Rainer Kampling ist stellvertretender Sprecher des Selma Stern Zentrums und Professor für Biblische Theologie an der Freien Universität Berlin.
Bildquelle: Bernd Wannenmacher
Als Verbundprojekt profitiert das Selma Stern Zentrum von den Alleinstellungsmerkmalen aller Beteiligten: An der Freien Universität befindet sich beispielsweise das Institut für Judaistik, 1963 als erstes Institut in der Nachkriegszeit in Deutschland gegründet, an der Technischen Universität das Zentrum für Antisemitismusforschung, Jüdischen Studien und Jüdische Theologie können an der Universität Potsdam studiert werden, am Abraham Geiger Kolleg erfolgt die Rabbiner- und Kantorenausbildung, an der Humboldt-Universität zu Berlin werden kulturwissenschaftliche Aspekte gelehrt und erforscht, an der Europa-Universität Viadrina Frankfurt (Oder) die literaturwissenschaftlichen Aspekte und mit der Hochschule für Musik Franz Liszt in Weimar, einem nachgewählten Mitglied, deckt das Zentrum auch die Geschichte der jüdischen Musik ab.

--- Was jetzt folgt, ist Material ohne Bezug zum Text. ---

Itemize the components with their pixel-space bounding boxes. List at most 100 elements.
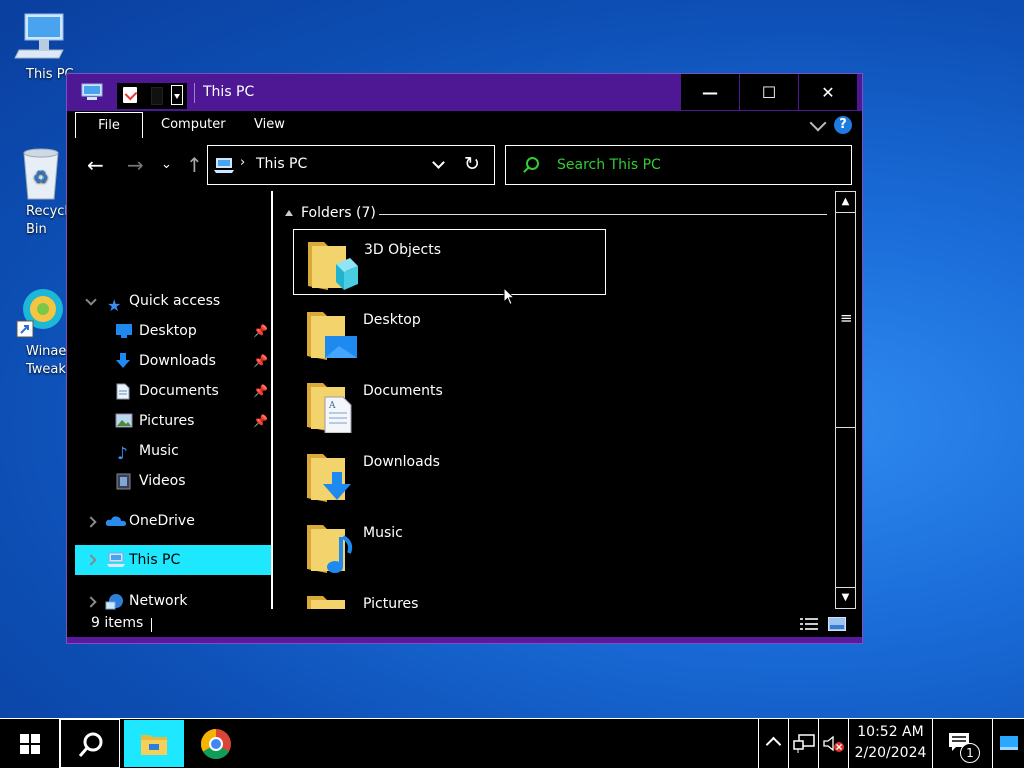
show-hidden-icons-button[interactable]	[758, 719, 788, 768]
network-icon	[105, 594, 123, 610]
nav-item-pictures[interactable]: Pictures 📌	[75, 407, 271, 435]
windows-logo-icon	[20, 734, 40, 754]
breadcrumb-separator-icon[interactable]: ›	[240, 155, 245, 170]
expand-ribbon-chevron-icon[interactable]	[809, 114, 827, 132]
nav-item-music[interactable]: ♪ Music	[75, 437, 271, 465]
winaero-icon	[16, 289, 63, 338]
customize-toolbar-dropdown[interactable]	[171, 85, 183, 105]
star-icon: ★	[107, 296, 122, 315]
folder-item-documents[interactable]: A Documents	[293, 371, 606, 437]
status-bar: 9 items	[67, 613, 862, 637]
chevron-up-icon	[765, 736, 782, 753]
desktop-icon	[116, 324, 132, 338]
scroll-up-icon[interactable]: ▲	[836, 192, 855, 213]
details-view-icon[interactable]	[800, 617, 818, 631]
window-title: This PC	[203, 84, 255, 100]
network-icon	[793, 734, 815, 753]
nav-item-this-pc[interactable]: This PC	[75, 545, 271, 575]
minimize-button[interactable]: —	[681, 74, 739, 110]
pin-icon[interactable]: 📌	[253, 317, 268, 345]
this-pc-icon	[214, 158, 234, 173]
onedrive-icon	[105, 516, 126, 526]
properties-icon[interactable]	[123, 87, 137, 103]
taskbar-chrome[interactable]	[186, 719, 246, 768]
folder-item-desktop[interactable]: Desktop	[293, 300, 606, 366]
search-placeholder: Search This PC	[557, 157, 661, 173]
group-header-folders[interactable]: Folders (7)	[285, 205, 829, 223]
nav-item-documents[interactable]: Documents 📌	[75, 377, 271, 405]
recent-locations-chevron-icon[interactable]: ⌄	[161, 157, 172, 172]
nav-item-downloads[interactable]: Downloads 📌	[75, 347, 271, 375]
taskbar-file-explorer[interactable]	[124, 720, 184, 767]
search-icon	[526, 157, 539, 170]
desktop-icon	[325, 336, 357, 358]
close-icon: ✕	[821, 82, 835, 102]
folder-item-music[interactable]: Music	[293, 513, 606, 579]
this-pc-icon	[81, 83, 103, 100]
this-pc-icon	[14, 13, 64, 59]
scroll-down-icon[interactable]: ▼	[836, 587, 855, 608]
volume-muted-icon	[823, 735, 844, 752]
search-box[interactable]: Search This PC	[505, 145, 852, 185]
breadcrumb-this-pc[interactable]: This PC	[256, 156, 307, 172]
nav-item-onedrive[interactable]: OneDrive	[75, 507, 271, 535]
chevron-right-icon[interactable]	[85, 516, 97, 528]
volume-tray-button[interactable]	[818, 719, 848, 768]
document-icon: A	[324, 396, 352, 433]
large-icons-view-icon[interactable]	[828, 617, 846, 631]
close-button[interactable]: ✕	[799, 74, 857, 110]
ribbon: File Computer View ?	[67, 111, 862, 139]
network-tray-button[interactable]	[788, 719, 818, 768]
notification-count-badge: 1	[960, 743, 980, 763]
clock-time: 10:52 AM	[857, 724, 924, 740]
up-arrow-icon[interactable]: ↑	[186, 153, 203, 177]
folder-view: Folders (7) 3D Objects Desktop A Documen…	[281, 191, 833, 609]
navigation-pane: ★ Quick access Desktop 📌 Downloads 📌 Doc…	[75, 191, 271, 610]
folder-icon	[307, 525, 353, 573]
chevron-right-icon[interactable]	[85, 554, 97, 566]
address-dropdown-icon[interactable]	[432, 156, 445, 169]
navigation-bar: ← → ⌄ ↑ › This PC ↻ Search This PC	[67, 139, 862, 191]
action-center-button[interactable]: 1	[932, 719, 992, 768]
clock[interactable]: 10:52 AM 2/20/2024	[848, 719, 932, 768]
title-bar[interactable]: This PC — ☐ ✕	[67, 74, 862, 111]
tab-computer[interactable]: Computer	[161, 112, 226, 138]
back-arrow-icon[interactable]: ←	[87, 153, 104, 177]
refresh-icon[interactable]: ↻	[464, 153, 480, 175]
chevron-down-icon[interactable]	[85, 294, 97, 306]
scroll-thumb[interactable]	[836, 213, 855, 428]
nav-item-quick-access[interactable]: ★ Quick access	[75, 287, 271, 315]
forward-arrow-icon[interactable]: →	[127, 153, 144, 177]
nav-item-network[interactable]: Network	[75, 587, 271, 615]
show-desktop-button[interactable]	[992, 719, 1024, 768]
nav-item-desktop[interactable]: Desktop 📌	[75, 317, 271, 345]
folder-item-downloads[interactable]: Downloads	[293, 442, 606, 508]
tab-view[interactable]: View	[254, 112, 285, 138]
pin-icon[interactable]: 📌	[253, 377, 268, 405]
maximize-icon: ☐	[761, 82, 777, 102]
tab-file[interactable]: File	[75, 112, 143, 138]
group-header-line	[379, 214, 827, 215]
taskbar-search-button[interactable]	[60, 719, 120, 768]
new-folder-icon[interactable]	[151, 87, 163, 105]
folder-item-pictures[interactable]: Pictures	[293, 584, 606, 609]
vertical-scrollbar[interactable]: ▲ ▼	[835, 191, 856, 609]
address-bar[interactable]: › This PC ↻	[207, 145, 495, 185]
chrome-icon	[200, 729, 231, 760]
pin-icon[interactable]: 📌	[253, 407, 268, 435]
mouse-cursor-icon	[503, 287, 515, 306]
collapse-group-icon[interactable]	[285, 210, 293, 216]
help-icon[interactable]: ?	[834, 116, 852, 134]
chevron-right-icon[interactable]	[85, 596, 97, 608]
documents-icon	[116, 383, 130, 400]
folder-icon	[308, 242, 358, 290]
maximize-button[interactable]: ☐	[740, 74, 798, 110]
pane-splitter[interactable]	[271, 191, 273, 609]
search-icon	[78, 732, 103, 757]
pin-icon[interactable]: 📌	[253, 347, 268, 375]
nav-item-videos[interactable]: Videos	[75, 467, 271, 495]
folder-item-3d-objects[interactable]: 3D Objects	[293, 229, 606, 295]
start-button[interactable]	[0, 719, 60, 768]
item-count: 9 items	[91, 615, 144, 631]
download-icon	[116, 353, 130, 368]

Die vielfältige und herausragende Forschung des Zentrums mache seine Besonderheit aus ebenso wie die kollegiale und herzliche Atmosphäre.
Die Form des Verbunds ermögliche eine vertrauensvolle Zusammenarbeit der Universitäten und Institute. Sie bedeute aber auch organisatorischen Aufwand. „Von außen betrachtet hat die Zusammenarbeit fast etwas Mirakulöses“, sagt der Theologe. Fünf Universitäten, zwei Bundesländer und der Bund sind finanziell beteiligt. Das Zentrum hat seinen Hauptsitz in der Sophienstraße in Berlin-Mitte, schon es dort einzurichten sei eine koordinative Herausforderung gewesen. Trotz einiger Anfangshürden laufe es nun aber sehr gut. Die Räume des Zentrums sind inzwischen fester Bestandteil der Forschungslandschaft und Kommunikationsraum für ein inzwischen internationales Netzwerk. „Seit der Gründung hat sich das Zentrum als überaus erfolgreich und weiterführend erwiesen. Alle Beteiligten haben Interesse an einer guten Zusammenarbeit – das merkt man.“
Manja Herrmann schätzt das Selma Stern Zentrum auch für seine Internationalität. „Man kommt sehr unkompliziert mit herausragenden internationalen und nationalen Forschenden in Kontakt.“ Der wissenschaftliche Beirat bestehe aus renommierten internationalen Wissenschaftlerinnen und Wissenschaftlern auf dem Gebiet der Jüdischen Studien; einmal im Jahr stehen sie Postdoktorandinnen und Postdoktoranden in beratenden Gesprächen zur Verfügung.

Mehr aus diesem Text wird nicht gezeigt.